The issue of class is seen in attitudes governing who is to be educated to what degree and at whose expense. New England Puritans believed that being able to read the Bible was important for everyone, so they created state statutes mandating free basic elementary education for everyone. Higher education remained for those male students able to afford private academies and universities. Women were denied access to higher education and ridiculed as “bluestockings” for wishing to learn. Free blacks were for the most part limited to advanced education by lack of income.
In the southern colonies, which provided many settlers to Pettis County, education was a privilege reserved for wealthy white males. Laws were passed prohibiting slaves from being taught to read or write. The system of subscription schools in Pettis County restricted formal schooling to those whose parents could afford to pay the tuition. Not until after the Civil War did Missouri’s Constitution mandate free public elementary schools for black and white children.

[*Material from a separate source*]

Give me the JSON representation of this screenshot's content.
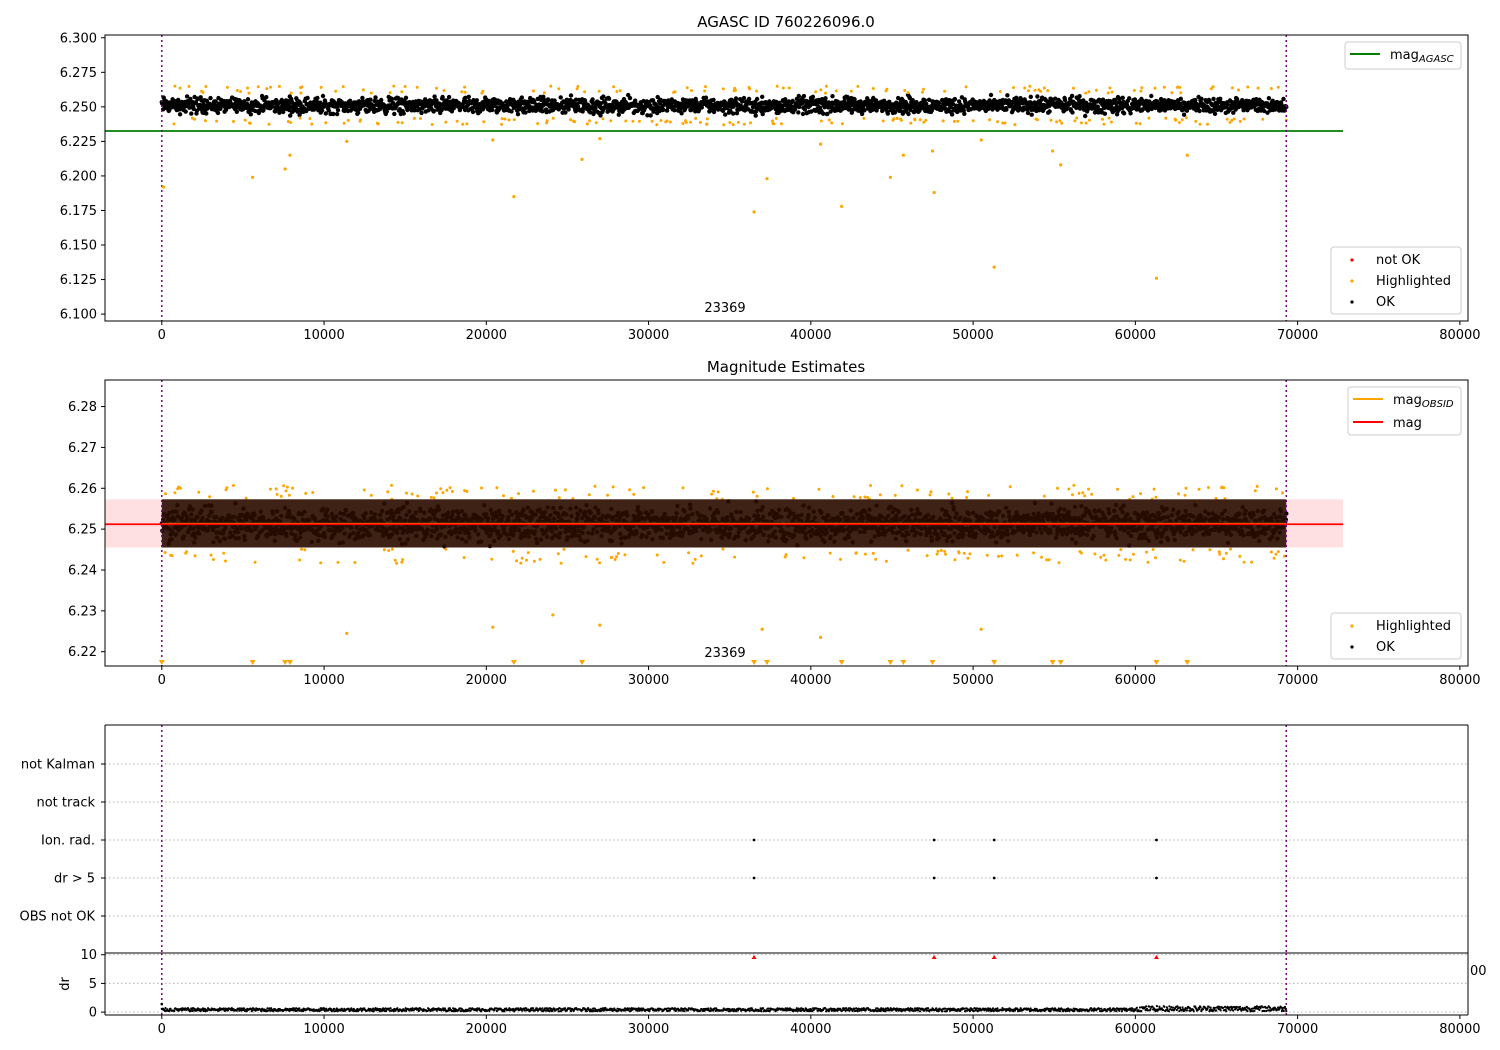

Blacks were quick to recognize the importance of education as a way of attaining self-respect and a measure of self-determination.
In 1866, when Sedalia began to follow the Constitutional instructions to provide a tax supported public schools, opponents mounted a vigorous campaign to prevent an “infamous tax” from being levied to provide education for “negro children,” even though the schools were primarily meant for white children, who constituted the majority of students. After a major disagreement among the school board members, Broadway School for white children and Lincoln School for black children were built in 1867 and opened in 1868.
According to the 1882 History of Pettis County, Lincoln School began as a frame building located at the northwest corner of North Moniteau Avenue and Cooper Street. When Franklin School was planned for that location in 1870, Lincoln School was moved two blocks north and one block east. Two rooms were added to the building in 1879.
This addition enabled the school to have four rooms with a capacity of 260 pupils. Large classes were the norm in the Sedalia public schools, as pictures of both black and white schools show classes of 40 to 50 students. The first teacher in 1867-68 was paid $50 per month. During the 1870s, principal D.W. Bowles was paid $60 and the teacher was paid $50. Surprisingly, the rates of compensation for teachers were similar for both white and black schools, though men were generally paid more than women.
In 1867-68, the community had 60 black students of school-age; 30 of them were enrolled at Lincoln School. By 1880-81, the number of school-age children had increased to 452 and enrollment had increased to 336, a number that compares favorably with the percentage of white students enrolled.
In the years that followed, Lincoln School added grades and programs. During the 1920s, it became recognized as one of the best black schools in Missouri.